From BBC News:
David Cecil says he is delighted by the ruling
Mr Cecil told the BBC the case was dismissed either because of a “lack of will or a lack of evidence” to try him.
He was arrested in September for “disobeying lawful orders”, because the play The River and the Mountain was performed without authorisation.
Homosexual acts are illegal in socially conservative Uganda.
The Ugandan parliament is considering legislation aimed at increasing penalties for homosexual acts.
Mr Cecil faced up to two years in jail if convicted.
He was freed on bail of 500,000 shillings ($200; £124).
Mr Cecil told the BBC he was delighted by the magistrate’s decision to dismiss the case, although it could be reopened.
“Today’s [Wednesday’s] outcome demonstrates there is a functioning judiciary in Uganda and it has restored my faith in Ugandan society,” Mr Cecil said.
The prosecution told the magistrate that police had not yet given them a case file, he said.
“This indicates the investigation has either stalled or they don’t have enough evidence,” Mr Cecil added.
The play, which tells the story of a gay businessman killed by his own employees, was performed at two theatres in the Ugandan capital, Kampala, in August.
Uganda’s Daily Monitor newspaper reported at the time that the Media Council had warned the play’s backers not to perform it until it had been approved.
Mr Cecil told the BBC he would not stage the play again, because cuts ordered by the Media Council would “disembowel” the production, he said.
Gay people have faced physical attacks and social rejection in Uganda.
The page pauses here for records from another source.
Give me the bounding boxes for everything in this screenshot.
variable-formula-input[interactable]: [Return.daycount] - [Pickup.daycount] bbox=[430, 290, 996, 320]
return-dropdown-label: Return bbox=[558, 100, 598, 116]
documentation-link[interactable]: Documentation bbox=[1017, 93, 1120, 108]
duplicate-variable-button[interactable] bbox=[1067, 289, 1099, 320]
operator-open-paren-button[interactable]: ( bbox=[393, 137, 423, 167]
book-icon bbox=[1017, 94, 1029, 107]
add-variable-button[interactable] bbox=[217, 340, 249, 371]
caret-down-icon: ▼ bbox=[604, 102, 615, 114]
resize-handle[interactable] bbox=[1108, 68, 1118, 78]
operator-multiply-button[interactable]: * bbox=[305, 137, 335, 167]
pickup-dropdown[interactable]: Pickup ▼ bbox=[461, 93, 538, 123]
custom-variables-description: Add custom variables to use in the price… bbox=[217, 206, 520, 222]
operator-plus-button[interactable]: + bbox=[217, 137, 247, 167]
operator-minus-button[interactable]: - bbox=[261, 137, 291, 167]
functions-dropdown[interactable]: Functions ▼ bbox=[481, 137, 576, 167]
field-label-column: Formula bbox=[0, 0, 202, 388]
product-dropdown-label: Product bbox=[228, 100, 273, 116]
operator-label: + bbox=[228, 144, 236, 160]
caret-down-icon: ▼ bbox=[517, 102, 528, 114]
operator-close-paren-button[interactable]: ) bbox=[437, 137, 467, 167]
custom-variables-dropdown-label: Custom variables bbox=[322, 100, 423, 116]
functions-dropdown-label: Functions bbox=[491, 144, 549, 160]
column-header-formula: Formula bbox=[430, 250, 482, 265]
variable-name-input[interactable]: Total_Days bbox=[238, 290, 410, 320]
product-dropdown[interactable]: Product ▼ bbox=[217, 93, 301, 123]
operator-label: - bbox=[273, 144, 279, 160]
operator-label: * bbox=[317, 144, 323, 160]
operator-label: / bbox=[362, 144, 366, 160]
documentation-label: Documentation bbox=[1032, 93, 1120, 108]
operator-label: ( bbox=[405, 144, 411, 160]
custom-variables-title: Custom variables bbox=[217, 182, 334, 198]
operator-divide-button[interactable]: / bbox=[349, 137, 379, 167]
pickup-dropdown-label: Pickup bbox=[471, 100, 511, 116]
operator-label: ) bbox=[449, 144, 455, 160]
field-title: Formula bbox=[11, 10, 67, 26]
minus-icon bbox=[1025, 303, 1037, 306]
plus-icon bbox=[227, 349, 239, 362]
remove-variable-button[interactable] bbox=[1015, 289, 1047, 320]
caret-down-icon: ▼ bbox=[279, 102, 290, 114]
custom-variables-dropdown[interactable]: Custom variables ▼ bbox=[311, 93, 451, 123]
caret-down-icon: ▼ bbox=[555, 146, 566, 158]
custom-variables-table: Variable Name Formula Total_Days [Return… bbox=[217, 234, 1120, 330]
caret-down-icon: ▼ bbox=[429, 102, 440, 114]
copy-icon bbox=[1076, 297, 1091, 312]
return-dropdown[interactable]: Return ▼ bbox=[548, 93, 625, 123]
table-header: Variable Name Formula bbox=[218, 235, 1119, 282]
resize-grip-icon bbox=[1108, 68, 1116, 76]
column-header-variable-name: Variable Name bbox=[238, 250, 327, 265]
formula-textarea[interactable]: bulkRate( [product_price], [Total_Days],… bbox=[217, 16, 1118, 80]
In 2011, activist David Kato was beaten to death but police denied this was related to his sexuality.
Last month, Uganda’s parliament debated a bill to increase sentences for people convicted of homosexuality.
The original version of the bill stipulated the death penalty for some homosexual acts but this has reportedly been dropped in favour of a life sentence.
Ugandan President Yoweri Museveni last month said gay people should not be killed or persecuted, but he also stressed homosexuality should not be promoted either.
The bill was first introduced in 2009, sparking an international outcry.
US President Barack Obama described it as “odious”.